4

I am using C# and CUDAfy.net (yes, this problem is easier in straight C with pointers, but I have my reasons for using this approach given the larger system).

I have a video frame grabber card that is collecting byte[1024 x 1024] image data at 30 FPS. Every 33.3 ms it fills a slot in a circular buffer and returns a System.IntPtr that points to that un-managed 1D vector of *byte; The Circular buffer has 15 slots.

On the GPU device (Tesla K40) I want to have a global 2D array that is organized as a dense 2D array. That is, I want something like the Circular Queue but on the GPU organized as a dense 2D array.

byte[15, 1024*1024] rawdata; 
// if CUDAfy.NET supported jagged arrays I could use byte[15][1024*1024 but it does not

How can I fill in a different row each 33ms? Do I use something like:

gpu.CopyToDevice<byte>(inputPtr, 0, rawdata, offset, length) // length = 1024*1024
//offset is computed by  rowID*(1024*1024) where rowID wraps to 0 via modulo 15.
// inputPrt is the System.Inptr that points to the buffer in the circular queue (un-managed)?
// rawdata is a device buffer allocated gpu.Allocate<byte>(1024*1024);

And in my kernel header is:

[Cudafy]
public static void filter(GThread thread, byte[,] rawdata, int frameSize, byte[] result)

I did try something along these lines. But there is no API pattern in CudaFy for:

GPGPU.CopyToDevice(T) Method (IntPtr, Int32, T[,], Int32, Int32, Int32)

So I used the gpu.Cast Function to change the 2D device array to 1D.
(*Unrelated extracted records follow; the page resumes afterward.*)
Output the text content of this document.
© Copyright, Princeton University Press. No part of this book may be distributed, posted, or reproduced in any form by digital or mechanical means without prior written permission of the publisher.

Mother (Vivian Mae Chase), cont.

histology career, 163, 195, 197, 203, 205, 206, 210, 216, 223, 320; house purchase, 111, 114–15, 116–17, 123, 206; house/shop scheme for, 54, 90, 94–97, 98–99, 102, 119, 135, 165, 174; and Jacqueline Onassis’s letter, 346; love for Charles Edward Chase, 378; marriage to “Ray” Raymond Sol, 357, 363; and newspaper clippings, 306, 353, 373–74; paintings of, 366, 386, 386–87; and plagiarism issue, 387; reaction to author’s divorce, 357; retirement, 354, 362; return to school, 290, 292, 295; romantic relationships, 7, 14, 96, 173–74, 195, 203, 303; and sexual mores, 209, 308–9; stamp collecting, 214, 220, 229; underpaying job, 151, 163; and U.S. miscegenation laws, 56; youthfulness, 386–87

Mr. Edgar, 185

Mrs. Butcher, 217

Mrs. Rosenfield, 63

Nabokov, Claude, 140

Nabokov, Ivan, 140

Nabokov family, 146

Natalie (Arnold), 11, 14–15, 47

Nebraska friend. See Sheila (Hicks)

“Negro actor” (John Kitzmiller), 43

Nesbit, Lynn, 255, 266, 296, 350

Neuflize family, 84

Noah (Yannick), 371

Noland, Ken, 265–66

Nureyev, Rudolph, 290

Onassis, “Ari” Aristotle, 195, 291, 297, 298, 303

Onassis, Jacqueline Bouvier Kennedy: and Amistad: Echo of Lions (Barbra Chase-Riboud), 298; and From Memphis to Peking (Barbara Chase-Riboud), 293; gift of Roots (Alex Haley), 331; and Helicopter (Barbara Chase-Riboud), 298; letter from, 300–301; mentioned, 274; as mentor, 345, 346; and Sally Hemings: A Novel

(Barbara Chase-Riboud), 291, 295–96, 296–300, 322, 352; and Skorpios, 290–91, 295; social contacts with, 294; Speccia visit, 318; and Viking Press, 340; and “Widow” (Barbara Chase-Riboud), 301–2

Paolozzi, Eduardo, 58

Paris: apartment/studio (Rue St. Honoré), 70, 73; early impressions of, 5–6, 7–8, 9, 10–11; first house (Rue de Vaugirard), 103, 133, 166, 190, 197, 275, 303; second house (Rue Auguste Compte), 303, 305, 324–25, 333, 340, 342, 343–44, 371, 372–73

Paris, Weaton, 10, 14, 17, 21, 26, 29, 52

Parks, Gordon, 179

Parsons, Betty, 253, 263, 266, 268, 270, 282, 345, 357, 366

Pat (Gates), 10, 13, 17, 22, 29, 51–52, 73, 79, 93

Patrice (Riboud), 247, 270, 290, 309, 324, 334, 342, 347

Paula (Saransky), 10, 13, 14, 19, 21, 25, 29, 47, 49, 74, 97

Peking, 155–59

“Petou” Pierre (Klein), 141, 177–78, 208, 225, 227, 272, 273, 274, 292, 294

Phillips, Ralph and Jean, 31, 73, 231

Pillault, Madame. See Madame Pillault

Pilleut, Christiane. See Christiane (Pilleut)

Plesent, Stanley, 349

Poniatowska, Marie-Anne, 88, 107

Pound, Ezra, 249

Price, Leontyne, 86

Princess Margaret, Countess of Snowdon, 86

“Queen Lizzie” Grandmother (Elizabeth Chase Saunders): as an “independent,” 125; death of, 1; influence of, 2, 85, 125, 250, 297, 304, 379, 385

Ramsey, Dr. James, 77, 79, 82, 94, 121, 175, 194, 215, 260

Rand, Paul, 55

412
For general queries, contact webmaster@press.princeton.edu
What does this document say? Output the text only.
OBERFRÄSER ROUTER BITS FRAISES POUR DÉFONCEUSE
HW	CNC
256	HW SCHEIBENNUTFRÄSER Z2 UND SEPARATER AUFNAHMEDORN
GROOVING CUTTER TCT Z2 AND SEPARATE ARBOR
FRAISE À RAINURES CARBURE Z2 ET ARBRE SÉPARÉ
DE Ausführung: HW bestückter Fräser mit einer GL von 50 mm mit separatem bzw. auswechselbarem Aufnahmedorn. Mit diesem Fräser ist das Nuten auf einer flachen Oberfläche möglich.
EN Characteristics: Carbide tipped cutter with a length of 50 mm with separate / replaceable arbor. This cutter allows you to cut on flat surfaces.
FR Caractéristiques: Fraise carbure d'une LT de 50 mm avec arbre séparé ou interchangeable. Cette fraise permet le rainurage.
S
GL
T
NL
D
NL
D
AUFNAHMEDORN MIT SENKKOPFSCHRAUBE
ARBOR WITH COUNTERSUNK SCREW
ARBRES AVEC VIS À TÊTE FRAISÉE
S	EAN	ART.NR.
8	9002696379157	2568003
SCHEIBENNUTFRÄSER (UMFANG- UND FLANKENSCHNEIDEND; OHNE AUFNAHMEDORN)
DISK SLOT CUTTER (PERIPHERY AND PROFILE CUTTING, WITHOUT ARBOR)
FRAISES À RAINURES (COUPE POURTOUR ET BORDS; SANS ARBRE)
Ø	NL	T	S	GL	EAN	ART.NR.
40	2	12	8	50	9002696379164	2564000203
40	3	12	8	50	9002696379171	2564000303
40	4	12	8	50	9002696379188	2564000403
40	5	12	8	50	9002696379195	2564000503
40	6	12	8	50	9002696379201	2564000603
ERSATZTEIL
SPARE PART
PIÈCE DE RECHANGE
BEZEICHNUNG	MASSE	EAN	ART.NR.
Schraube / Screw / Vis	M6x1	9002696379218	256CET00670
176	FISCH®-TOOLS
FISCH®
I tried the code below, but I am getting CUDA.net exception: ErrorLaunchFailed

FYI: When I try the CUDA emulator, it aborts on the CopyToDevice claiming that Data is not host allocated

public static byte[] process(System.IntPtr data, int slot)
{
    Stopwatch watch = new Stopwatch();
    watch.Start();
    byte[] output = new byte[FrameSize];
    int offset = slot*FrameSize;
    gpu.Lock();
    byte[] rawdata = gpu.Cast<byte>(grawdata, FrameSize); // What is the size supposed to be? Documentation lacking
    gpu.CopyToDevice<byte>(data, 0, rawdata, offset, FrameSize * frameCount);
    byte[] goutput = gpu.Allocate<byte>(output);
    gpu.Launch(height, width).filter(rawdata, FrameSize, goutput);
    runTime = watch.Elapsed.ToString();
    gpu.CopyFromDevice(goutput, output);
    gpu.Free(goutput);
    gpu.Synchronize();
    gpu.Unlock();
    watch.Stop();
    totalRunTime = watch.Elapsed.ToString();
    return output;
}
krlzlx
  • 5,752
  • 14
  • 47
  • 55
Dr.YSG
  • 7,171
  • 22
  • 81
  • 139
  • It's difficult to understand what your question is, could you please reword or add details? If your concern is about your pointer arithmetic, it seems correct to me. – user703016 Dec 25 '14 at 17:56
  • I updated the story as it stands today. – Dr.YSG Dec 25 '14 at 19:03
  • What is the "CUDA emulator" mentioned in the question? – njuffa Dec 25 '14 at 19:37
  • CUDAfy.NET has an CPU based emulation mode, that you can use to debug the kernel, without going to NSight tools. It is useful for these sort of high level debugging. – Dr.YSG Dec 25 '14 at 19:52
  • Data is not host allocated typically refers to not having host-pinned memory when it is needed. You can check out the second to last post on https://cudafy.codeplex.com/discussions/352698 to see how they did it for an async copy. I'm not sure exactly where or why you would need host-pinned code, but that does seem to be the problem with the emulator. Are you getting the launch error from the kernel invocation? If you comment that line out are you error free? – Christian Sarofeen Jan 01 '15 at 17:34
  • I added the detail about the Emulator, since I was trying to figure out what was wrong with the Launch. So let me put a FYI, around the Emulator comment, since it is not germane to the issue. – Dr.YSG Jan 01 '15 at 18:31
  • When I comment the launch, then yes, there are no errors. But I still suspect the copy, since I am running the identical kernel with a different launch that copies ALL the data (not just one 1024x1024 image frame) and that works fine. Would it help to provide both launches and the kernel? – Dr.YSG Jan 01 '15 at 18:34
  • I think I made a dumb mistake, and I am passing the casted gdata[] array, instead of the gdata[,] array on launch. I only needed the gdata[] array for the CopyToDevice, so that I could offset. Stupid me. – Dr.YSG Jan 01 '15 at 18:46
  • As, I said, it was a dumb mistake on my part. I fixed it a week ago. – Dr.YSG Jan 08 '15 at 20:35

3 Answers3

1

I propose this "solution", for now, either: 1. Run the program only in native mode (not in emulation mode). or 2. Do not handle the pinned-memory allocation yourself.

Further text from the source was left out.